One more question. Like I said, I'm brewing an Abbey Dubbel with a final gravity of about 1.018 and I have it fermenting in my pantry at about 73 degrees. Is this too warm? Should I add some cool water to the bucket I have the fermenter sitting in to cool it down a bit?
 
Should be fine. You're reaching the border of max temp. No need to add cool water. I'd say leave it and hope the temp doesn't go up in the room. Or move it to a little cooler area of the apartment or house?
 
I believe my hops should be like balls. Free and able to move around. :mug:

Awesome analogy, 3Peg!

On the ferm temp: in my experience, a temp measurement using a thermometer strip on the outside of the fermentor means that it is likely warmer inside where the action is taking place. Too high temps will cause off flavors from things like esters. I would put the carboy in a plastic bucket (like the ones you would use for iced drinks at a party) with cold water and when add a few ice packs several times a day. Use your brew thermometer directly in the water to monitor temps. Keeping temps down during warmer months is important and can be challenging. And, cooler (64 - 68F) is always better than hotter when ferm is concerned.
 
Awesome analogy, 3Peg!

On the ferm temp: in my experience, a temp measurement using a thermometer strip on the outside of the fermentor means that it is likely warmer inside where the action is taking place. Too high temps will cause off flavors from things like esters. I would put the carboy in a plastic bucket (like the ones you would use for iced drinks at a party) with cold water and when add a few ice packs several times a day. Use your brew thermometer directly in the water to monitor temps. Keeping temps down during warmer months is important and can be challenging. And, cooler (64 - 68F) is always better than hotter when ferm is concerned.

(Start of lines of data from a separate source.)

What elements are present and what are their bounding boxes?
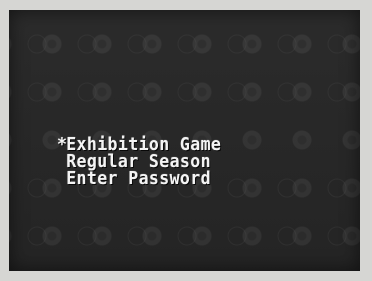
menu-item-label: Enter Password <box>66 168 211 189</box>
game-screen: *Exhibition Game Regular Season Enter Pa… <box>9 10 360 271</box>
menu-item-enter-password[interactable]: Enter Password <box>57 168 324 189</box>
selection-cursor: * <box>57 134 68 155</box>
main-menu: *Exhibition Game Regular Season Enter Pa… <box>57 134 324 189</box>
printed-page-frame: *Exhibition Game Regular Season Enter Pa… <box>0 0 372 281</box>
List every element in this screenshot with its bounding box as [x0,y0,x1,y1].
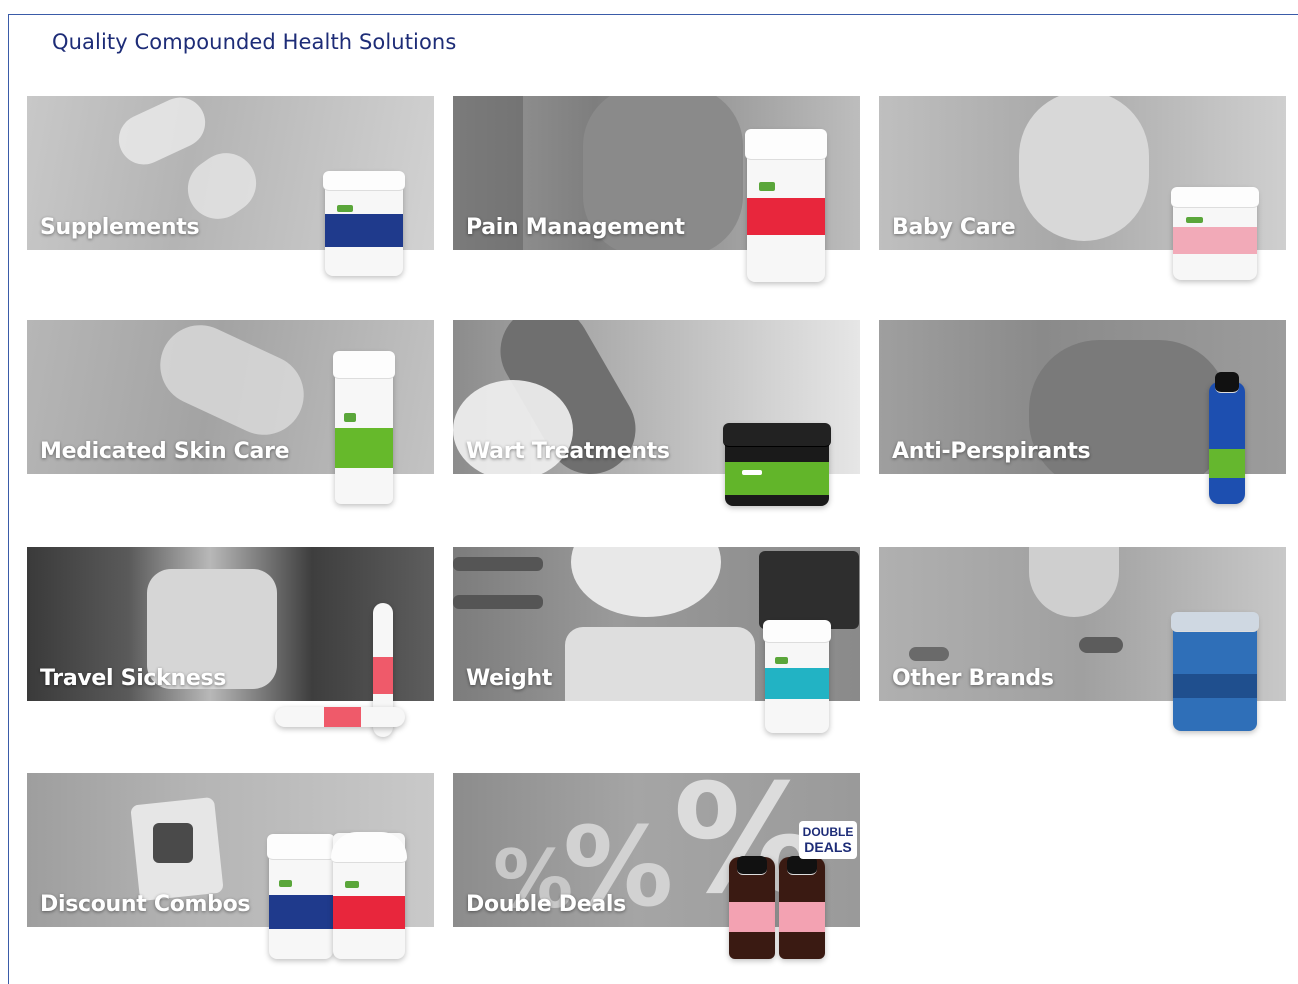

Actually, for Belgians, esters are a desired characteristic. And they are usually fermented on the high side. Check your yeast manufacturer website and it will give you the proper temperature range.
 
I used one of the typical nylon bags that you can find in all of the online and local stores I think. It has a drawstring, but you also need to tie it, or alot of the sludge escapes. With 1 oz of pellets in it, it rolled along nicely in the boil. For the second addition I used a small muslin bag and that worked ok too. After removing the bags and transferring, there was only about 2 tablespoons of sludge left in the strainer. So overall they both worked great.
 
Actually, for Belgians, esters are a desired characteristic. And they are usually fermented on the high side. Check your yeast manufacturer website and it will give you the proper temperature range.

Reelale is correct. My bad. E.g., WLP400 Belgian Wit Ale, the top temp in the range is 67-74°F. If it were me using WLP400, I would try to keep it around 70F.

:mug:
 
Reelale is correct. My bad. E.g., WLP400 Belgian Wit Ale, the top temp in the range is 67-74°F. If it were me using WLP400, I would try to keep it around 70F.

:mug:

That's the thing about those Belgian beers......great ones for summer brewing. And I think mid-range is the best of both worlds.
 
You can just dump the hop sludge in your fermenter as well. I've been doing this for my last few and it doesn't seem to affect anything that I can tell.